Falling in love with a goat, in one architect’s experience, can stir some murky relationships.

For its final production of the semester, the Generic Theatre Company debuts the dark and complicated love story, “The Goat, or Who Is Sylvia?”

The bestiality-based saga centers around Martin, an aging but successful architect who falls in love with a grass-munching goat.

Martin’s amorous decisions, mainly his confrontation and embracement of social taboos, strains relationships within his family as the play sets out to challenge the limits placed on society about whom or what to love.

The play, written by Pulitzer Prize winner Edward Albee, also incorporates word games and grammatically-based arguments as one man’s bizarre relationship unfolds.

Media Credit: Michael Boosalis
Junior Michael Salgarolo plays Martin Gray, the lead role in Generic Theatre’s ‘The Goat, or Who is Sylvia?’

The two lead characters, Martin and his wife, Stevie, exchange witty wordplay, bantering back and forth, while delving further into the emotional tragedy.

“Tragedy” itself comes from the Greek word for “goat song.” The name of the play refers to the song “Who is Sylvia,” sung in the Shakespearean comedy “The Two Gentlemen of Verona.”

“Everybody seems to think of love stories and romances as those of being intrinsically good. We always want to root for the innocent lovers,” the director Max Young-Jones said.

Young-Jones was inspired to bring the play to the stage while reading it in print. Drawn in by the recognizable characters and high stakes of the performance, Young-Jones felt it was the perfect play to do.

As the story unfolds, the audience is reminded that love is not always a beautiful thing.

“I really tried to highlight how the power of love can be a destructive force,” the sophomore added.

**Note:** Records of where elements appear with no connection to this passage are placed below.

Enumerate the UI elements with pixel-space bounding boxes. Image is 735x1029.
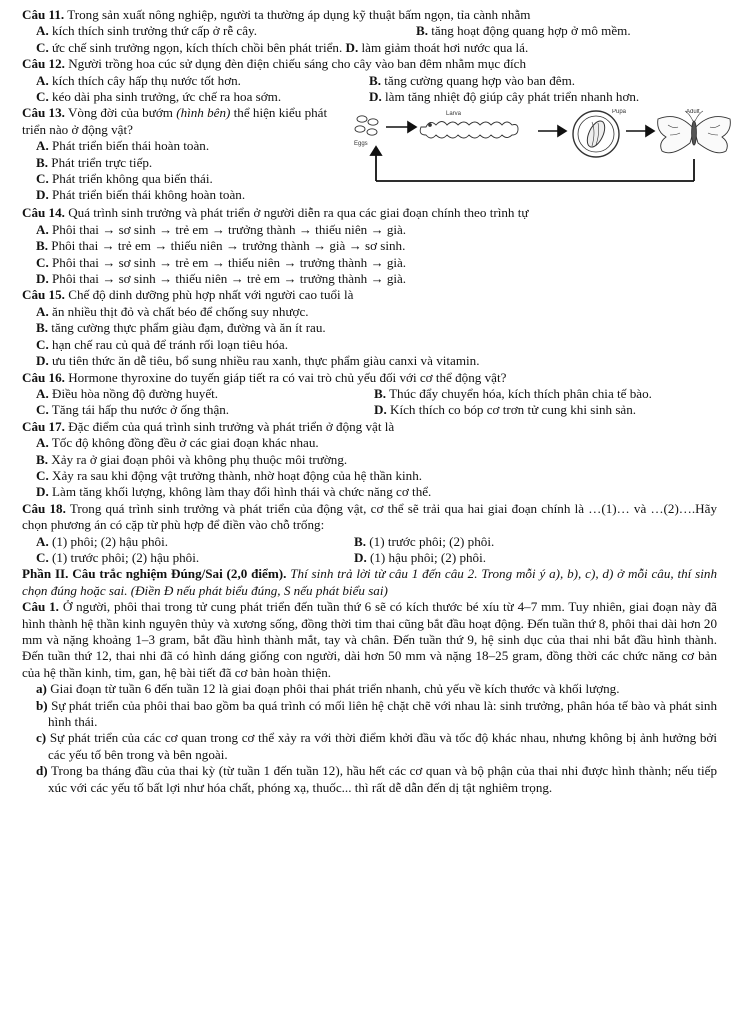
question-15 [22,287,717,369]
butterfly-life-cycle-figure [350,109,735,191]
section-instructions: Thí sinh trả lời từ câu 1 đến câu 2. Trong mỗi ý a), b), c), d) ở mỗi câu, thí sinh chọn đúng hoặc sai. (Điền Đ nếu phát biểu đúng, S nếu phát biểu sai) [22,566,717,598]
question-text: Trong quá trình sinh trưởng và phát triển của động vật, cơ thể sẽ trải qua hai giai đoạn chính là …(1)… và …(2)….Hãy chọn phương án có cặp từ phù hợp để điền vào chỗ trống: [22,500,717,533]
question-16 [22,370,717,419]
arrow-icon [386,122,416,132]
question-text: Người trồng hoa cúc sử dụng đèn điện chiếu sáng cho cây vào ban đêm nhằm mục đích [64,56,527,72]
part-2-header [22,566,717,599]
return-arrow-icon [371,147,694,181]
question-number: Câu 14. [22,205,65,221]
question-12 [22,56,717,105]
question-number: Câu 1. [22,599,59,615]
question-number: Câu 17. [22,418,65,434]
question-number: Câu 16. [22,369,65,385]
option-b[interactable]: B. Phát triển trực tiếp. [36,154,153,170]
option-d[interactable]: D. làm tăng nhiệt độ giúp cây phát triển nhanh hơn. [369,89,640,105]
option-c[interactable]: C. (1) trước phôi; (2) hậu phôi. [36,549,200,565]
option-b[interactable]: B. tăng cường quang hợp vào ban đêm. [369,72,576,88]
option-b[interactable]: B. (1) trước phôi; (2) phôi. [354,533,495,549]
statement-a[interactable]: a) Giai đoạn từ tuần 6 đến tuần 12 là giai đoạn phôi thai phát triển nhanh, chủ yếu về kích thước và khối lượng. [36,681,620,697]
option-c[interactable]: C. kéo dài pha sinh trưởng, ức chế ra hoa sớm. [36,89,282,105]
option-c[interactable]: C. Tăng tái hấp thu nước ở ống thận. [36,402,230,418]
butterfly-icon [658,111,731,153]
option-b[interactable]: B. tăng cường thực phẩm giàu đạm, đường và ăn ít rau. [36,320,326,336]
caterpillar-icon [420,122,518,139]
question-text: Câu 13. Vòng đời của bướm (hình bên) thể hiện kiểu phát triển nào ở động vật? [22,105,328,137]
option-a[interactable]: A. Phát triển biến thái hoàn toàn. [36,138,210,154]
question-text: Hormone thyroxine do tuyến giáp tiết ra có vai trò chủ yếu đối với cơ thể động vật? [64,369,507,385]
option-a[interactable]: A. Điều hòa nồng độ đường huyết. [36,385,219,401]
question-text: Chế độ dinh dưỡng phù hợp nhất với người cao tuổi là [64,287,354,303]
pupa-icon [573,111,619,157]
option-a[interactable]: A. (1) phôi; (2) hậu phôi. [36,533,169,549]
question-number: Câu 15. [22,287,65,303]
option-a[interactable]: A. kích thích cây hấp thụ nước tốt hơn. [36,72,241,88]
question-text: Đặc điểm của quá trình sinh trưởng và phát triển ở động vật là [64,418,395,434]
option-b[interactable]: B. Xảy ra ở giai đoạn phôi và không phụ thuộc môi trường. [36,451,348,467]
label-pupa: Pupa [612,109,627,116]
question-number: Câu 12. [22,56,65,72]
option-c-d[interactable]: C. ức chế sinh trưởng ngọn, kích thích chồi bên phát triển. D. làm giảm thoát hơi nước qua lá. [36,39,529,55]
option-d[interactable]: D. Kích thích co bóp cơ trơn tử cung khi sinh sản. [374,402,637,418]
option-c[interactable]: C. hạn chế rau củ quả để tránh rối loạn tiêu hóa. [36,336,288,352]
option-c[interactable]: C. Phát triển không qua biến thái. [36,171,213,187]
true-false-question-1 [22,599,717,796]
question-13 [22,105,717,205]
label-larva: Larva [446,111,462,118]
question-14 [22,205,717,287]
statement-c[interactable]: c) Sự phát triển của các cơ quan trong cơ thể xảy ra với thời điểm khởi đầu và tốc độ khác nhau, nhưng không bị ảnh hưởng bởi các yếu tố bên trong và bên ngoài. [36,730,717,762]
question-18 [22,501,717,567]
section-title: Phần II. Câu trắc nghiệm Đúng/Sai (2,0 điểm). [22,566,287,582]
option-c[interactable]: C. Xảy ra sau khi động vật trưởng thành, nhờ hoạt động của hệ thần kinh. [36,467,423,483]
question-number: Câu 18. [22,500,66,516]
question-text: Trong sản xuất nông nghiệp, người ta thường áp dụng kỹ thuật bấm ngọn, tỉa cành nhằm [64,7,531,22]
question-17 [22,419,717,501]
option-a[interactable]: A. kích thích sinh trưởng thứ cấp ở rễ cây. [36,23,258,39]
option-d[interactable]: D. (1) hậu phôi; (2) phôi. [354,549,487,565]
statement-d[interactable]: d) Trong ba tháng đầu của thai kỳ (từ tuần 1 đến tuần 12), hầu hết các cơ quan và bộ phận của thai nhi được hình thành; nếu tiếp xúc với các yếu tố bất lợi như hóa chất, phóng xạ, thuốc... thì rất dễ dẫn đến dị tật nghiêm trọng. [36,763,717,795]
option-d[interactable]: D. Làm tăng khối lượng, không làm thay đổi hình thái và chức năng cơ thể. [36,484,432,500]
eggs-icon [355,116,378,135]
label-adult: Adult [686,109,700,116]
question-text: Quá trình sinh trưởng và phát triển ở người diễn ra qua các giai đoạn chính theo trình tự [64,205,529,221]
question-11 [22,7,717,56]
option-a[interactable]: A. Tốc độ không đồng đều ở các giai đoạn khác nhau. [36,435,319,451]
option-c[interactable]: C. Phôi thai → sơ sinh → trẻ em → thiếu niên → trưởng thành → già. [36,254,407,270]
option-b[interactable]: B. Thúc đẩy chuyển hóa, kích thích phân chia tế bào. [374,385,652,401]
arrow-icon [626,126,654,136]
option-d[interactable]: D. Phôi thai → sơ sinh → thiếu niên → trẻ em → trưởng thành → già. [36,271,407,287]
option-d[interactable]: D. ưu tiên thức ăn dễ tiêu, bổ sung nhiều rau xanh, thực phẩm giàu canxi và vitamin. [36,353,480,369]
question-text: Ở người, phôi thai trong tử cung phát triển đến tuần thứ 6 sẽ có kích thước bé xíu từ 4–7 mm. Tuy nhiên, giai đoạn này đã hình thành hệ thần kinh nguyên thủy và xương sống, đồng thời tim thai cũng bắt đầu hoạt động. Đến tuần thứ 8, phôi thai dài hơn 20 mm và nặng khoảng 1–3 gram, bắt đầu hình thành mắt, tay và chân. Đến tuần thứ 9, hệ sinh dục của thai nhi bắt đầu hình thành. Đến tuần thứ 12, thai nhi đã có hình dáng giống con người, dài hơn 50 mm và nặng 18–25 gram, đồng thời các chức năng cơ bản của hệ thần kinh, tim, gan, hệ bài tiết đã cơ bản hoàn thiện. [22,599,717,680]
option-d[interactable]: D. Phát triển biến thái không hoàn toàn. [36,187,246,203]
label-eggs: Eggs [354,141,368,148]
option-b[interactable]: B. Phôi thai → trẻ em → thiếu niên → trưởng thành → già → sơ sinh. [36,238,406,254]
arrow-icon [538,126,566,136]
question-number: Câu 11. [22,7,65,22]
option-a[interactable]: A. Phôi thai → sơ sinh → trẻ em → trưởng thành → thiếu niên → già. [36,221,407,237]
option-b[interactable]: B. tăng hoạt động quang hợp ở mô mềm. [416,23,631,39]
statement-b[interactable]: b) Sự phát triển của phôi thai bao gồm ba quá trình có mối liên hệ chặt chẽ với nhau là: sinh trưởng, phân hóa tế bào và phát sinh hình thái. [36,697,717,730]
option-a[interactable]: A. ăn nhiều thịt đỏ và chất béo để chống suy nhược. [36,303,309,319]
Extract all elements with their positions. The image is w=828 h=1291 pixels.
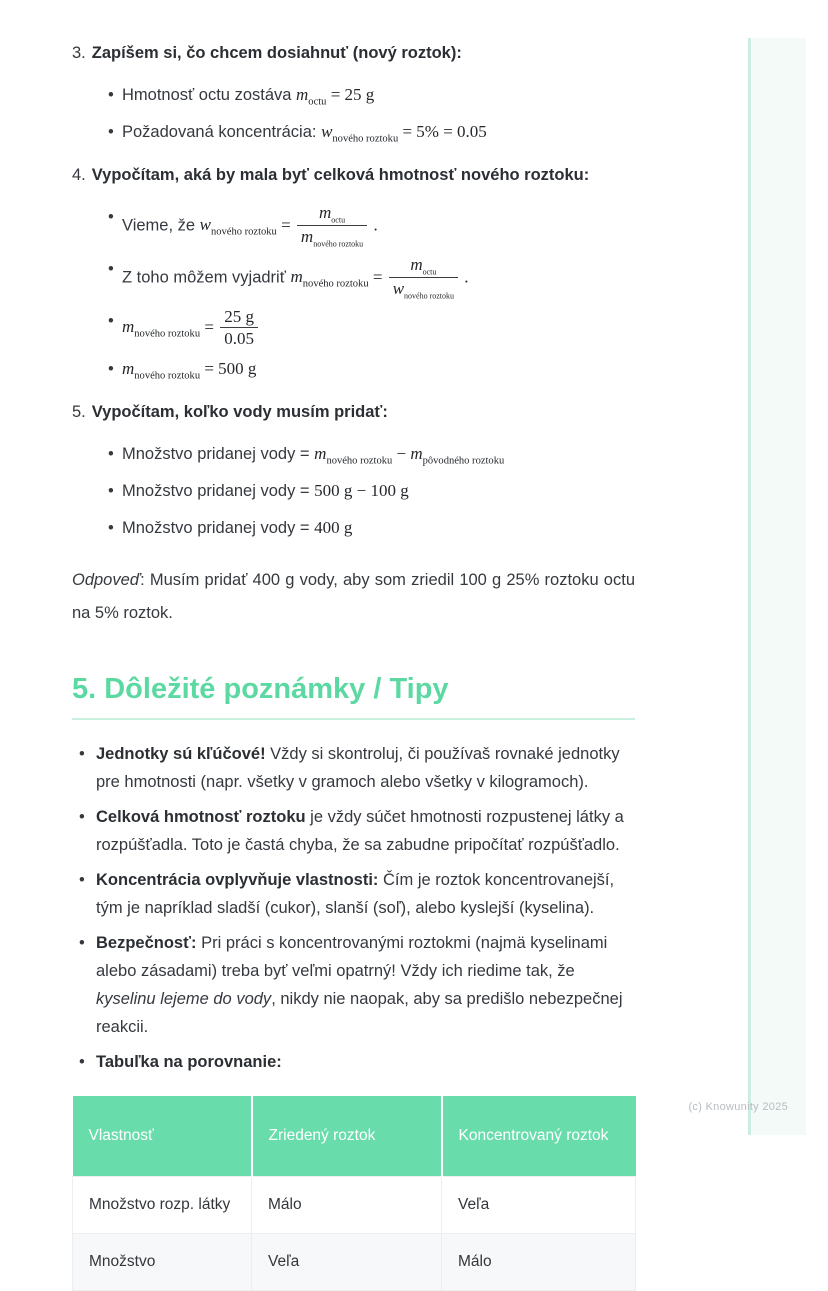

The set, Young-Jones explained, is predominantly red and white. While picking a black and white set could mimic the stark contrast in what is perceived as right or wrong, the colors were carefully chosen as not to paint one decision or the other as purely good or bad.

This is also the directorial debut at GW for Young-Jones. Unsurprisingly, the loaded play has been met with roadblocks around every turn.

“Much of the play is very physical and a lot of things in the original script couldn’t be done because of coding violations,” he said.

The script calls for physical fighting and the throwing and destruction of props, all of which Lisner Downstage could not accommodate.

Young-Jones said he was prohibited from having the actors throw glass, which he substituted for chairs and books.

Freshman Sarah Otis was also challenged throughout the production, but her struggles were tied to mastering her role as Martin’s betrayed wife, Stevie.

“This was something that required me to dig really deep and think about how I would react in these situations…it was difficult finding those emotions,” Otis said.

Cast members’ reactions tend to be as varied as the play’s mixed messages themselves.

“This play is about a conflicted man and how his family comes to terms with it,” junior Preston Reynolds said.

Reynolds plays the main character’s good friend, Ross.

Ross is the first to hear Martin’s unusual confession and plays a role in divulging the ugly secret. As the drama unfolds, the audience is positioned as the jury, forming their own opinions as to who is right and who has been wronged, who deserves guilt and who has been shamed.

“I would say this play is about the nature of human sexuality,” junior Michael Salgarolo, who plays the lead role, said. “Human sexuality is not nearly as defined or structured as we would like it to be.”